The authors suggest the learning
organization vision for health care could be best achieved through a
“consumer-driven, market-based model that delivers universal
coverage to all Americans -- a model similar to the Federal Employee
Health Benefits Plan (FEHBP) or the Universal Health Voucher Plan ….
Relying on market principles can help us achieve our vision for
health care. But within this model, providers, patients, insurers
and the government also must modify their roles.”
“A market-based insurance model
similar to the FEHBP, which functions well for government employees,
would ensure fair, universal access to private insurance, with the
government providing financial assistance to those who need help
purchasing insurance,” they write. “FEHBP … is affordable, offers
choice, covers drugs, has no state mandates and allows people the
right to purchase more options.

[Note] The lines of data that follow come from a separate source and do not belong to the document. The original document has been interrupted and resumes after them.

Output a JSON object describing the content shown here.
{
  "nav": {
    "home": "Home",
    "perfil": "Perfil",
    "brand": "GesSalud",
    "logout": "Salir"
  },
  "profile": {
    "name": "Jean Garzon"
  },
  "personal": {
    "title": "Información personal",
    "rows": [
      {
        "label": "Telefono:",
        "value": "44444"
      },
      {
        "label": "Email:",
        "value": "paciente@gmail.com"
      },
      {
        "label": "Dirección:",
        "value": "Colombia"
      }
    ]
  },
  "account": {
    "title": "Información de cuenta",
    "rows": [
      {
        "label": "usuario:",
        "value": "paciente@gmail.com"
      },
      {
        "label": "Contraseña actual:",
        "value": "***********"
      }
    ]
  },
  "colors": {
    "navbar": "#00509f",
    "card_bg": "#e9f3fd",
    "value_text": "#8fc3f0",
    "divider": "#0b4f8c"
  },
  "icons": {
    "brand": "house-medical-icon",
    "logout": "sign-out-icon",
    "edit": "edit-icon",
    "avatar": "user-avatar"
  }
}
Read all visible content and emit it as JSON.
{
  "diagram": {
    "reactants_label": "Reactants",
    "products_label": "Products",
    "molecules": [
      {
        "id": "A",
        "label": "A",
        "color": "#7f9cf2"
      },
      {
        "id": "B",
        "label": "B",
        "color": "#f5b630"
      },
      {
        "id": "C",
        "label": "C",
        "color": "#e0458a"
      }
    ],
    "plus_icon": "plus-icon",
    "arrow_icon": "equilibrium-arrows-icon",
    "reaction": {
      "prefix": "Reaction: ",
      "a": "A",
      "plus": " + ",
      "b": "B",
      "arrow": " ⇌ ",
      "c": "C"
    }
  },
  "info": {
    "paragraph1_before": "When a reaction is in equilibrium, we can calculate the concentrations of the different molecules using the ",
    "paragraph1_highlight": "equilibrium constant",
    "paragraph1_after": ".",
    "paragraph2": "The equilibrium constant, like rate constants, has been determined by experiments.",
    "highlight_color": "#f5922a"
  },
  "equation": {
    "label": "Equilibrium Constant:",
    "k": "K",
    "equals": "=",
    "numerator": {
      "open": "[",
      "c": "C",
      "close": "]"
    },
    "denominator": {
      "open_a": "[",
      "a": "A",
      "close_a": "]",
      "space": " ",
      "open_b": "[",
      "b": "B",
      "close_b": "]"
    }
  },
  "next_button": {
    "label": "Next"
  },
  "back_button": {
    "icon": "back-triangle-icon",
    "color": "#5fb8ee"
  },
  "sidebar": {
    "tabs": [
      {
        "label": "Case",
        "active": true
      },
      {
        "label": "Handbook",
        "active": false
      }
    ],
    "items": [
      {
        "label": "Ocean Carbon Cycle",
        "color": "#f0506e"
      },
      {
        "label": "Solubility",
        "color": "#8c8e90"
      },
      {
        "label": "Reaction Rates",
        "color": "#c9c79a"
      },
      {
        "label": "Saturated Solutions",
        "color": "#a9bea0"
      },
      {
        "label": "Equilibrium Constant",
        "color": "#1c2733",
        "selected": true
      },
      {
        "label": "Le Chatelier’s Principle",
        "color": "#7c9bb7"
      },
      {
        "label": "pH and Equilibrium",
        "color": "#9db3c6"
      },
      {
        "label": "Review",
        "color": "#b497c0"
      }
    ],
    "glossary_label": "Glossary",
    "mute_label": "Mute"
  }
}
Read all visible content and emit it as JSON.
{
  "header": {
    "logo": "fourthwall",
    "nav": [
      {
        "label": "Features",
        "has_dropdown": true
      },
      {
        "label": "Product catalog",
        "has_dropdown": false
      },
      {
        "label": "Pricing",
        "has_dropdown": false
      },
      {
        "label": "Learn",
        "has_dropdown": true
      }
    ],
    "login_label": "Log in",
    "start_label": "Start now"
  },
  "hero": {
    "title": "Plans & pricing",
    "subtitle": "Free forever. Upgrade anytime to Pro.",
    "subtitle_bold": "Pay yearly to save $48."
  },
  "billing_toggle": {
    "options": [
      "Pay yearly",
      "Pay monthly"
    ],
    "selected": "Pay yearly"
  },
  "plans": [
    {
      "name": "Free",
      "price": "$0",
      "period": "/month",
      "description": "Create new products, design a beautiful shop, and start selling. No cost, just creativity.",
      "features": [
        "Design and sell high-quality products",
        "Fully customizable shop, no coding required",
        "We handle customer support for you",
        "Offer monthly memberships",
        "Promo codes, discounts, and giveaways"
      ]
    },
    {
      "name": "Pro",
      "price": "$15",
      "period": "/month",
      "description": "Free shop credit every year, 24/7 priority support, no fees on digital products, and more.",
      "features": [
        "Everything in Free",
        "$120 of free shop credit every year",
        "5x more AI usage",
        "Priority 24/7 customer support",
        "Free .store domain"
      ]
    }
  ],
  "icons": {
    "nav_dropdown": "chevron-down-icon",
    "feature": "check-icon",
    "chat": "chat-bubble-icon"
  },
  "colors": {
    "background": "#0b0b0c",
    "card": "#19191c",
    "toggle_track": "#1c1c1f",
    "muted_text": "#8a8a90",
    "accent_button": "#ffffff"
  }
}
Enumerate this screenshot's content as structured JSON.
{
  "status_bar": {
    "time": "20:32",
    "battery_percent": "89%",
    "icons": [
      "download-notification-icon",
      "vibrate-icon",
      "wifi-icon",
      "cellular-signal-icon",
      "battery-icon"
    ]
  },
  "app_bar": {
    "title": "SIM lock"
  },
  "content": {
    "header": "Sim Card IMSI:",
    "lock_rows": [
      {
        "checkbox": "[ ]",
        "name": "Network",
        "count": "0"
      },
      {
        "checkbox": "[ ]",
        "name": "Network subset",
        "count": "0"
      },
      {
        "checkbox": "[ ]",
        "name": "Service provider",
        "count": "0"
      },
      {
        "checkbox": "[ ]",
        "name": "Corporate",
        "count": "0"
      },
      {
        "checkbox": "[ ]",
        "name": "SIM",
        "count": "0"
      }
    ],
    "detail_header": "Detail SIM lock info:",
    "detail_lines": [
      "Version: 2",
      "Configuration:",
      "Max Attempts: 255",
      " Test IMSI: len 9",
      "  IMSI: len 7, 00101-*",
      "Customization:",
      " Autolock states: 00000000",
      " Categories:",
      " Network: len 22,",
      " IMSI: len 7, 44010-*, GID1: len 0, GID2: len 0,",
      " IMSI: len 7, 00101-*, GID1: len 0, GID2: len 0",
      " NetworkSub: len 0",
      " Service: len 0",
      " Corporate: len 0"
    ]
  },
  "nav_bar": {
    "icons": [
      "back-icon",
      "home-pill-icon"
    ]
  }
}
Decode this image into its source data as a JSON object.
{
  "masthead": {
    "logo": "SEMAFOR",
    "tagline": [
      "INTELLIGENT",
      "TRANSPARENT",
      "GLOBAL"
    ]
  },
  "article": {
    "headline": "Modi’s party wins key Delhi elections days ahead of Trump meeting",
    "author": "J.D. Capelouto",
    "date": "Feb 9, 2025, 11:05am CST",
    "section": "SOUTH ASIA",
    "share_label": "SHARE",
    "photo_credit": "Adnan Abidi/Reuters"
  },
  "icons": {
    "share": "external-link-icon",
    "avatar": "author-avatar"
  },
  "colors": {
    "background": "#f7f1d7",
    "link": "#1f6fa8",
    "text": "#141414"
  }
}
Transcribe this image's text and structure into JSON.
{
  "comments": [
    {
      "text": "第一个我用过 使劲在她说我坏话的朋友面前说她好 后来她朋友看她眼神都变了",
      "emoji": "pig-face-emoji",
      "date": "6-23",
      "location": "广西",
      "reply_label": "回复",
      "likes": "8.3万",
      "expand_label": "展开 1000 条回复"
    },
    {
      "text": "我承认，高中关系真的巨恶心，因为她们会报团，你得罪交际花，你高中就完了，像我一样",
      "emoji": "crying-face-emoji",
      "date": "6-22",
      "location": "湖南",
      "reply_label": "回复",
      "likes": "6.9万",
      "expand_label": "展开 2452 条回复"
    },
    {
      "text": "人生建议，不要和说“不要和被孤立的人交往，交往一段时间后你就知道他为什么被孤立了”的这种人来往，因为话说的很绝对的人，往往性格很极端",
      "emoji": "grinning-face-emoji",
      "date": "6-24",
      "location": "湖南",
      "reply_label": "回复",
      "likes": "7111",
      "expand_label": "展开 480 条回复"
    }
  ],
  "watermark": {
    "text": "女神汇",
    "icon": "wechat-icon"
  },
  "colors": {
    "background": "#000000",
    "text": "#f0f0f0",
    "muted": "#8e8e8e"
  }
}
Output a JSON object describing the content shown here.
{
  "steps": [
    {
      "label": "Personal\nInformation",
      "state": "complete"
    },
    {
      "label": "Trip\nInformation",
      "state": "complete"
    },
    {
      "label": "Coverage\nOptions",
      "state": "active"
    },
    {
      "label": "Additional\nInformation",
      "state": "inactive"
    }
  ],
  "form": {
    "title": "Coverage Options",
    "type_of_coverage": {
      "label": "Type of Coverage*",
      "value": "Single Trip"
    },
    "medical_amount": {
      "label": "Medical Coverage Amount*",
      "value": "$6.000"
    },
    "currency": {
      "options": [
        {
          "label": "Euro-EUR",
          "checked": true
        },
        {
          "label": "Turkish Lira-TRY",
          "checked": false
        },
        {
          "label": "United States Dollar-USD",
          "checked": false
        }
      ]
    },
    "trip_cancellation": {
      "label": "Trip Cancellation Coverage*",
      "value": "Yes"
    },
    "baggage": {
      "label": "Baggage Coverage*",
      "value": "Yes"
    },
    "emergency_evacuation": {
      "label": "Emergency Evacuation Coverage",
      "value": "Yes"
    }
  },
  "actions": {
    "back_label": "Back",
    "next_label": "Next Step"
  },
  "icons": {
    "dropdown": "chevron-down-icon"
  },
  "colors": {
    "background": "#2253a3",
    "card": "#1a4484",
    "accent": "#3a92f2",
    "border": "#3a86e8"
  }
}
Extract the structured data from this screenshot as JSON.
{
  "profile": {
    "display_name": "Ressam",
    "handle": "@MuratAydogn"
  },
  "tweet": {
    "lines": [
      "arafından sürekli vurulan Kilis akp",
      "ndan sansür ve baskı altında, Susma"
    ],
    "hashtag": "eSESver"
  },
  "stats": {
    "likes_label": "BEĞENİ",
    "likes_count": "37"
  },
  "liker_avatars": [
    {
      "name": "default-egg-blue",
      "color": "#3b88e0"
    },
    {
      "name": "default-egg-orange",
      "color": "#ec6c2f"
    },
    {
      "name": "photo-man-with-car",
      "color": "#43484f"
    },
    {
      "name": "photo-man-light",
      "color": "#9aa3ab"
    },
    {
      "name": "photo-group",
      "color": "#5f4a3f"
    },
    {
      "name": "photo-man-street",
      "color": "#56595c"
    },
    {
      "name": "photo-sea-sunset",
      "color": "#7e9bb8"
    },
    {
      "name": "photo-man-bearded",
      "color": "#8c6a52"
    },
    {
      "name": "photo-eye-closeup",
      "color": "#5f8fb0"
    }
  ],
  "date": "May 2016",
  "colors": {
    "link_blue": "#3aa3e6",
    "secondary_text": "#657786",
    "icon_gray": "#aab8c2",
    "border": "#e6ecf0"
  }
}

Employers would not be required to
provide health insurance, but, in the interest of their business or
employees, could choose to contribute to the cost.
Employees could use the employer
payments to cover all or part of the cost for any insurance plan on
the national menu. The federal government could coordinate these
insurance offerings through an organization like the Office of
Personnel Management, which currently runs the FEHBP at a relatively
low administrative cost.”
Smoldt says the FEHBP model would
enable the government to focus its limited resources on those who
need help, would preserve consumer choice by enabling patients to be
more fully engaged as the purchaser and the customer, and would
allow a dynamic private market more freedom to provide the
innovation and increases in productivity that can contain health
care costs. “It also would prevent people being excluded from
coverage because of a pre-existing condition, because all of the
insurance companies would be required to accept all patients during
the open enrollment period,” he says.
The authors stress that while they
believe the principles they have outlined provide a strong
foundation for a learning health system, “we also realize that
others have creative ideas about how to transform health care in
order to meet the needs of patients.” Dr. Cortese says it is crucial
that the discussion begins in earnest, and to that end Mayo is
hosting the Mayo Clinic National Symposium on Health Care Reform,
May 21-23, 2006, in Rochester, Minn. Details are available at
www.healthpolicysymposium.org.
“In this essay we are presenting a
vision and proposing a means to achieve it,” Dr. Cortese concludes.
“For true reform, and for a health system that is truly a system, we
need a common vision that can only be developed through a national
discussion. We look forward to being part of that discussion, and
hope to facilitate moving from discussion to concrete action.”